E a ajuda dispensada não se limitou à tomada da decisão. A chefe estava ali, ajudando-a na mudança, sentada em meio à bagunça e à poeira que se espalhava pela sala estreita, desembrulhando a louça, enquanto Vanessa tentava pôr ordem nos poucos móveis que comprara.
Aquela folha de jornal lhe chamou a atenção. Desamassando-a, Ingrid forrou-a no chão da sala, que estava tão sujo quanto as mãos. Logo Vanessa veio ao seu encontro e sentou-se, ladeando-a, em meio à bagunça externa e interna recentemente causada.
Antes que Ingrid pudesse olhar detidamente a ilustração da manchete, examinando a fotografia em preto e branco do homem bem vestido que tinha o braço apoiado no ombro daquela que parecia ser a esposa, Vanessa pegou uma de suas mãos, puxando-a para o almoço. A mudança já estava praticamente acabada e a fome era imensa, foram estes os argumentos para a pressa.
Como Ingrid continuava absorta, observando a imagem que lhe causou certo calafrio, Vanessa puxou a folha e, mesmo sem mirar, terminou por rasgar o perfil da mulher, que despontava harmonioso, com o nariz afilado, apesar do rosto estar parcialmente encoberto por cabelos escuros e revoltos.
Primeiro a data, depois algo naqueles traços, mesmo colhidos furtivamente, lhe fez lembrar da desconhecida.

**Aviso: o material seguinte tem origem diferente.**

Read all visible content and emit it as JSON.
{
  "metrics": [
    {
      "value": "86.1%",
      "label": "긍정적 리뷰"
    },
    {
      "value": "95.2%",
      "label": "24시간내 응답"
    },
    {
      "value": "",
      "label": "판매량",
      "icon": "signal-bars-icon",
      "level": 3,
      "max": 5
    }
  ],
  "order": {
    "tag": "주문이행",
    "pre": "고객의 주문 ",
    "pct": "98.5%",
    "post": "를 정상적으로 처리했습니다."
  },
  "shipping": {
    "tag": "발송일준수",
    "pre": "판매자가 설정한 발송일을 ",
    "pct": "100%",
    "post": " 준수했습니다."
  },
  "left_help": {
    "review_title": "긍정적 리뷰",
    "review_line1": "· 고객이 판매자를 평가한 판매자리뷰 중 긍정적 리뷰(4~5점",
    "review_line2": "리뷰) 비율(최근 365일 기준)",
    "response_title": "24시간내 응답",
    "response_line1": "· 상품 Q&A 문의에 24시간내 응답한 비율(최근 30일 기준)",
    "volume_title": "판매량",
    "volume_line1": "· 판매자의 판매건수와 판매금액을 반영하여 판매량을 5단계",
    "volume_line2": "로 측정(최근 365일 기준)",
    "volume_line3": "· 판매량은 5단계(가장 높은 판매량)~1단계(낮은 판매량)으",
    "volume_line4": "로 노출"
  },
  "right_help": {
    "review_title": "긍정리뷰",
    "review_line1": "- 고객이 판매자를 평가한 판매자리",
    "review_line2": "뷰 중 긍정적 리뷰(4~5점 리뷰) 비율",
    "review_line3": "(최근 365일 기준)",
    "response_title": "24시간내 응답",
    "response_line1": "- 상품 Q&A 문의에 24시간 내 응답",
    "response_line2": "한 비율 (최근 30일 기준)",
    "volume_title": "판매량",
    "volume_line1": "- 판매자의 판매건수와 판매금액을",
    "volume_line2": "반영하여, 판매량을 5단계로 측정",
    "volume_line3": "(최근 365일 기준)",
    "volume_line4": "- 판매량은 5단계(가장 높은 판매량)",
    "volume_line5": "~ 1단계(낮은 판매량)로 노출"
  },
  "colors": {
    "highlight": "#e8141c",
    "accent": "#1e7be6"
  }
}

E antes de a folha ser desmembrada em outros tantos pedaços, algumas palavras foram também colhidas: Organização criminosa. Principal acusado. Médico e administrador. Hospitais públicos. Tráfico internacional de órgãos. Homicídios. Lavagem de dinheiro. Vítimas. Métodos diversos. Pacientes indigentes. “Boa noite, Cinderela”.
Mais de um ano havia se passado e, somente agora, as palavras voltavam à mente de Ingrid. Como se movidos à mágica, os pedaços do texto estampado no jornal e, sobretudo, daquele perfil, outrora rasgado, como se ganhassem cola, juntavam-se e faziam pleno sentido.
O quebra-cabeças estava, finalmente, montado e por pouco a cabeça loira não o compôs. O trocadilho de mal-gosto e infantil lhe veio feito um soco no estômago. Atordoada, largou a mão de Vanessa e caminhou até início do muro, onde vomitou.
Ao erguer a fronte, estava sem ar e suava. Novamente passou a mão pelo rosto, avermelhando-o com a terra, mas aquilo já não importava. Apenas uma evidência, igualmente pueril, latejava na testa: depois de tanto procurar os scarpins, terminou por descobrir que ela própria, por muito pouco, não foi a Cinderela.